The light shining in the darkness, that cannot be overcome

Isaiah 35:1-10, Psalm 146:5-10, Luke 1:46b-55, James 5:7-10, Matthew 11:2-11

This Sunday’s lessons remind us that God’s nature is justice. In that sense, God has already lifted up the lowly. God has already brought down the powerful from their thrones. Signs of God’s activity are everywhere, as in Isaiah’s vision of the transformation of the land. “Say to those who are of a fearful heart, ‘Be strong, do not fear! Here is your God!’” Yet the vision is incomplete. We are like farmers—we must learn to wait.

As Palestinians, our waiting is not passive.  It requires sumoud—steadfastness and resistance. To have sumoud or to be samideen means, with great pride, to remain steadfast—such as steadfast in the commitment to our homeland and to the struggle for freedom.

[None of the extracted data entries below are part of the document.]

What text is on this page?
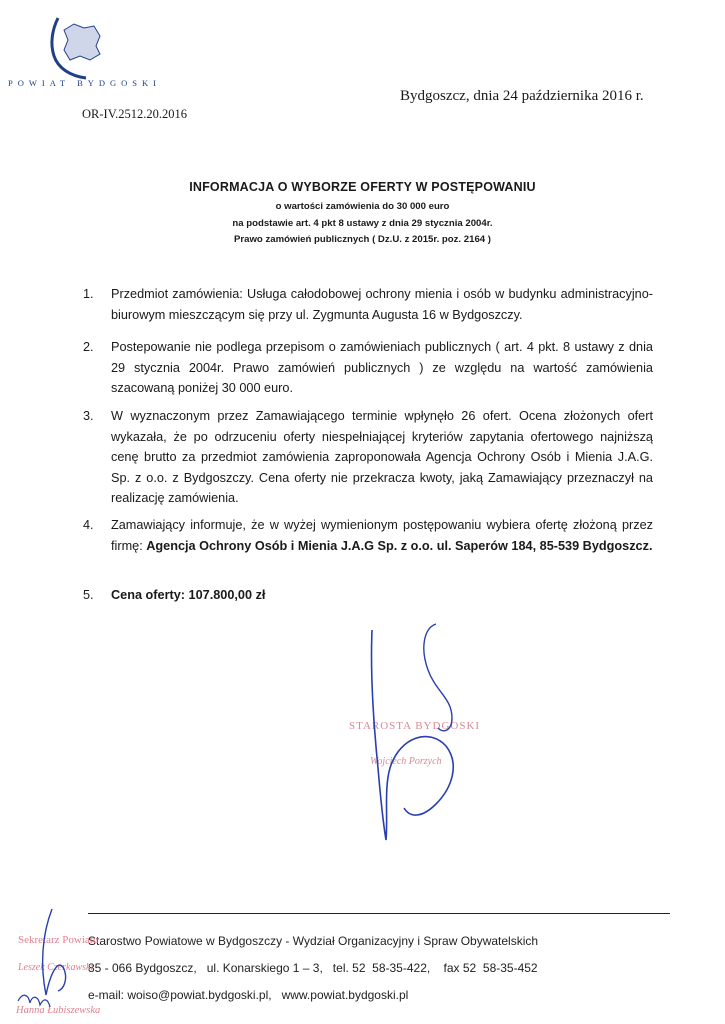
POWIAT BYDGOSKI
Bydgoszcz, dnia 24 października 2016 r.
OR-IV.2512.20.2016
INFORMACJA O WYBORZE OFERTY W POSTĘPOWANIU
o wartości zamówienia do 30 000 euro
na podstawie art. 4 pkt 8 ustawy z dnia 29 stycznia 2004r.
Prawo zamówień publicznych ( Dz.U. z 2015r. poz. 2164 )
1. Przedmiot zamówienia: Usługa całodobowej ochrony mienia i osób w budynku administracyjno-biurowym mieszczącym się przy ul. Zygmunta Augusta 16 w Bydgoszczy.
2. Postepowanie nie podlega przepisom o zamówieniach publicznych ( art. 4 pkt. 8 ustawy z dnia 29 stycznia 2004r. Prawo zamówień publicznych ) ze względu na wartość zamówienia szacowaną poniżej 30 000 euro.
3. W wyznaczonym przez Zamawiającego terminie wpłynęło 26 ofert. Ocena złożonych ofert wykazała, że po odrzuceniu oferty niespełniającej kryteriów zapytania ofertowego najniższą cenę brutto za przedmiot zamówienia zaproponowała Agencja Ochrony Osób i Mienia J.A.G. Sp. z o.o. z Bydgoszczy. Cena oferty nie przekracza kwoty, jaką Zamawiający przeznaczył na realizację zamówienia.
4. Zamawiający informuje, że w wyżej wymienionym postępowaniu wybiera ofertę złożoną przez firmę: Agencja Ochrony Osób i Mienia J.A.G Sp. z o.o. ul. Saperów 184, 85-539 Bydgoszcz.
5. Cena oferty: 107.800,00 zł
STAROSTA BYDGOSKI
Wojciech Porzych
Starostwo Powiatowe w Bydgoszczy - Wydział Organizacyjny i Spraw Obywatelskich
85 - 066 Bydgoszcz,   ul. Konarskiego 1 – 3,   tel. 52  58-35-422,    fax 52  58-35-452
e-mail: woiso@powiat.bydgoski.pl,   www.powiat.bydgoski.pl
Sekretarz Powiatu
Leszek Czerkawski
Hanna Łubiszewska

What is it for any of us to have sumoud? It is a form of inner strength and resilience to continue waking up every morning with the determination to carry on with one’s daily routine while holding fast to one’s humanity, in spite of the challenges and dangers surrounding us. For example, in the face of obstacles which impede our movement, we walk through military checkpoints to get to work; drive our children past army tanks to get to school; take our herds out to graze despite physical and verbal abuse from Israeli settlers. To do all this is to have sumoud.

Sumoud takes on communal power when it is rooted in an entire way of life—a life committed to overcoming the unbearable. On an almost daily basis, in villages and cities, sumoud is evidenced in nonviolent demonstrations that are taking place to resist the Wall whose path is confiscating lands, splitting villages, and destroying economic and social structures. Sumoud is demonstrated by the villagers, forcibly expelled from their ancestral lands by settlers, continuing to demand being treated as human beings with equal rights. Sumoud is continually demonstrated by the people of Gaza, who have remained there though for over ten years they have endured a brutal siege.

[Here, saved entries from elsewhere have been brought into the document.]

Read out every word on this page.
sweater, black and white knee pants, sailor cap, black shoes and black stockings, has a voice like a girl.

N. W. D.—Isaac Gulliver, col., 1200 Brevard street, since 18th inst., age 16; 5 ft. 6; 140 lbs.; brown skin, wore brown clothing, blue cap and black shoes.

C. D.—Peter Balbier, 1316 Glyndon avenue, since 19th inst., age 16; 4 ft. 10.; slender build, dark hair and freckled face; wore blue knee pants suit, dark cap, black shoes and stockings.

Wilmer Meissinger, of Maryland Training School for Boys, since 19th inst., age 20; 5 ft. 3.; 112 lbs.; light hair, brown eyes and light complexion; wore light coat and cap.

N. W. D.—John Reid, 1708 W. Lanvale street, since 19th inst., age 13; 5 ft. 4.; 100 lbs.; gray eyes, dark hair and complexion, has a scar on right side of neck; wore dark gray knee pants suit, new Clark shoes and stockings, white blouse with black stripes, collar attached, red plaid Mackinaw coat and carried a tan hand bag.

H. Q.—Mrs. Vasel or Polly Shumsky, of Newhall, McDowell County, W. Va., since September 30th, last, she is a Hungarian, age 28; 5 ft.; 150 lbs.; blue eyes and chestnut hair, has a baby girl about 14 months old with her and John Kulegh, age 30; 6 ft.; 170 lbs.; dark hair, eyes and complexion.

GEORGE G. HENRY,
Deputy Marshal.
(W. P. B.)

Inspired by such examples, we must also learn to be steadfast in our work together, forming communities of hope in practice. We cannot live a day without saying “yes” or “no” for death or for life, for war or for peace. The choice is ours. To postpone, compromise, or evade the decision is to decide. There is no compromise; there is no escape. This is the challenge and charge to all who are disciples of the Prince of Peace.

Queries

When have you experienced the power to resist over the long haul? What was your sense of the source of that power?

What might help you be more committed, and more able to take risks, in saying “yes” to life, peace, and justice, and “no” to death, war, and injustice?